When I picked up Elizabeth Bard’s wonderful foodie memoir, Lunch in Paris, I’m not sure what I was expecting. I mean, I knew the story of a young American woman in Paris wasn’t going to be about the side effects of diet pills or overspending with credit cards, but I think I was expecting something more like Julie and Julia.

What I got was sort of Adam Gopnik with food. This memoir begins at lunch, quickly moves to the author’s then lover’s (now husband) flat, and then into the kitchen before going back to bed. As I do, she associates food with highs and lows in her life, and has a recipe – familiar or French, sometimes both – for every milestone in her life. Her tales of going to the market are completely envy-inspiring, and her description of standing in her tiny kitchen licking the knife after making a flourless chocolate gateau are drool-worthy.

Bard is a journalist, by trade, of course, so it helps that she already knows how to hook a reader. I’ve never read any of her magazine writing, but I love her writer’s voice in this book, and really hope she does more like it. Soon.

And yes, I have tried at least one of the recipes.

Goes well with: a dry cappuccino and a single square of dark chocolate

Mini-reviews: Three by Elin Hilderbrand

I’ve been reading a lot of Elin Hilderbrand’s work this summer. In fact, I think I now own all of her Nantucket novels, though I still have at least three left to read. These novels, which are not a series, but are all set on the island of Nantucket, are easing my yen for the beach the way the best weight loss pills help you shed pounds safely.
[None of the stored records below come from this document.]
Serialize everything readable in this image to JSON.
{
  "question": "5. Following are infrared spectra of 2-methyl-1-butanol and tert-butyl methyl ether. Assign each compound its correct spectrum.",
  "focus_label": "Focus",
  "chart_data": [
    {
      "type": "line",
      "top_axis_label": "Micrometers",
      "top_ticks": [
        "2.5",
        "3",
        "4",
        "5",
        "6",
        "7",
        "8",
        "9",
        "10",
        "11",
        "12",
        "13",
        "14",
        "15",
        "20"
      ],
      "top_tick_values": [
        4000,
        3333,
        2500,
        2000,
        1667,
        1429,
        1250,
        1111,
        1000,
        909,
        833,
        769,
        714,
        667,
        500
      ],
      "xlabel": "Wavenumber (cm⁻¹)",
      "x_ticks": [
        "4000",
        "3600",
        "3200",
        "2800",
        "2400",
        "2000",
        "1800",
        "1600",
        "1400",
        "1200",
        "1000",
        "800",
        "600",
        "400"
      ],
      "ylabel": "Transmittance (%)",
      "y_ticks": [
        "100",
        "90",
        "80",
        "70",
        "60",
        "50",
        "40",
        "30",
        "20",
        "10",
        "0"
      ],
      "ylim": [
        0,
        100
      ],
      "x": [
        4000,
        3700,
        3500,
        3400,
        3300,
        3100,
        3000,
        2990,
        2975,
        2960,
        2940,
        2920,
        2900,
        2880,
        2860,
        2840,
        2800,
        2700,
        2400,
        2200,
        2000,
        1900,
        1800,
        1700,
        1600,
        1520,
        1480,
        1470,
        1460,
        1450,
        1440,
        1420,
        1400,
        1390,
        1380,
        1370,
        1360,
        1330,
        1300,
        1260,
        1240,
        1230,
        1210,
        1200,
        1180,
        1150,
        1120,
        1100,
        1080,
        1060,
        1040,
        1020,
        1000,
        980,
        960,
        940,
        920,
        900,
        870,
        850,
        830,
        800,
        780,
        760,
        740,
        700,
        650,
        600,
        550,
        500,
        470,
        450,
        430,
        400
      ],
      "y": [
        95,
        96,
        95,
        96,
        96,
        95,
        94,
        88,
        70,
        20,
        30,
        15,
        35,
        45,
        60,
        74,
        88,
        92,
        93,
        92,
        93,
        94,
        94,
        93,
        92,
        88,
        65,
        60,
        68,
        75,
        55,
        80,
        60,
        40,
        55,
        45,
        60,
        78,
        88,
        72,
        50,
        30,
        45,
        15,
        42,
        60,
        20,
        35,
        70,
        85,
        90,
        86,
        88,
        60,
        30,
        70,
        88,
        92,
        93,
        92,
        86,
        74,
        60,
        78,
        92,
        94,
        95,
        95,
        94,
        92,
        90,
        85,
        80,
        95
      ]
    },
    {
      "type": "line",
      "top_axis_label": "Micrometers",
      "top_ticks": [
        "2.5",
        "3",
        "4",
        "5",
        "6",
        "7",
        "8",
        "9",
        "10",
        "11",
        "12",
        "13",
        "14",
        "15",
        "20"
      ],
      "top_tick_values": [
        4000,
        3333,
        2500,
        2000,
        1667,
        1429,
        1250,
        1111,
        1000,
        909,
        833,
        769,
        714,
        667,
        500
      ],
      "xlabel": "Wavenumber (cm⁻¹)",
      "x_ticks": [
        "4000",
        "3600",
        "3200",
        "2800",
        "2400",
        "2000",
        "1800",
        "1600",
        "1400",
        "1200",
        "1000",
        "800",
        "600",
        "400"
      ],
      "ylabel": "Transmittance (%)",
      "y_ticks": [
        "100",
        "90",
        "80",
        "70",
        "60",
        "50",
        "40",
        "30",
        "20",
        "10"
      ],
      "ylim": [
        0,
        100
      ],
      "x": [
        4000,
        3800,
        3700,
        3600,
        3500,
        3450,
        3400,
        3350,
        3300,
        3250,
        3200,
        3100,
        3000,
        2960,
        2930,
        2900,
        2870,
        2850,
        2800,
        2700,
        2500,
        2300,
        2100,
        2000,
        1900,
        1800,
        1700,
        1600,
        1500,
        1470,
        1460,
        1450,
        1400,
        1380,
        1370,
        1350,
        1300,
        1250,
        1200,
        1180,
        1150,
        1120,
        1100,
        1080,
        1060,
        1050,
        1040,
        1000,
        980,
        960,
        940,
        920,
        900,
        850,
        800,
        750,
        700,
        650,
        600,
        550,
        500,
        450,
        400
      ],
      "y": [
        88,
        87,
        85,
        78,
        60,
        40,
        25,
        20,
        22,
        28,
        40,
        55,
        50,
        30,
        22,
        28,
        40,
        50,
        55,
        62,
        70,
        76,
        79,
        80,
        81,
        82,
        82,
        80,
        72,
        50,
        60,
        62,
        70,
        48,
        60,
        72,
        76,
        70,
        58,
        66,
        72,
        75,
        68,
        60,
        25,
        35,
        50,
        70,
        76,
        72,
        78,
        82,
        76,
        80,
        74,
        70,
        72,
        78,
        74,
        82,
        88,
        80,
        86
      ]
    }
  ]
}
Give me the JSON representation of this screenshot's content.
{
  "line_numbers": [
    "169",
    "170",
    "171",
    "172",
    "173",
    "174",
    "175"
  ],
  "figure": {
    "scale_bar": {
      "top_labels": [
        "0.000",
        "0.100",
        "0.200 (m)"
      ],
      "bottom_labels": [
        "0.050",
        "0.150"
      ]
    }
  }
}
Here’s a brief wrap-up of the last three Hilderbrand novels I’ve read:

The Castaways

The Castaways is the story of four successful couples, all friends for years, who refer to themselves collectively as The Castaways. When one of the couples dies in a tragic boating accident, secrets about the intertwining relationships among the surviving six people then come out. This was a deliciously dishy novel about affairs of the heart and the flesh, and it’s much more satisfying a read than I thought it would be.

Nantucket Nights

Nantucket Nights starts out being a story about female bonding, when three long-time friends meet for their annual ritual of Midnight Swimming, off a remote stretch of beach, after the summer season is officially over, but one of them doesn’t come back from the swim. All three women, Val, Kayla and Antoinette, are distinctly different but still strong personalities, but I thought the mystery element of the plot was a bit predictable.

Summer people

Summer People is the most recent novel I’ve finished reading, and while I enjoyed it, it felt a little unfinished. While the adult storyline is a little weak – that of Beth grieving over her dead husband while being confronted almost daily with her former lover, a year round Nantucket resident, as opposed to she and her family who are summer people – the teen storyline is a little meatier: Beth’s twin teen children, Winnie and Garrett each deal with grief and first love during their summer, Winnie with Marcus, the son of her dad’s last client, and Garrett with his mother’s ex-lover’s daughter. Like Nantucket Nights, this novel includes an unwanted pregnancy story, and the pair leave me suspecting that author Hildebrand is anti-choice, but despite that, her stuff is wonderful summer reading.

Goes well with: Fresh caught saltwater fish, grilled, with summer veggies, and either lemonade, iced tea, or beer.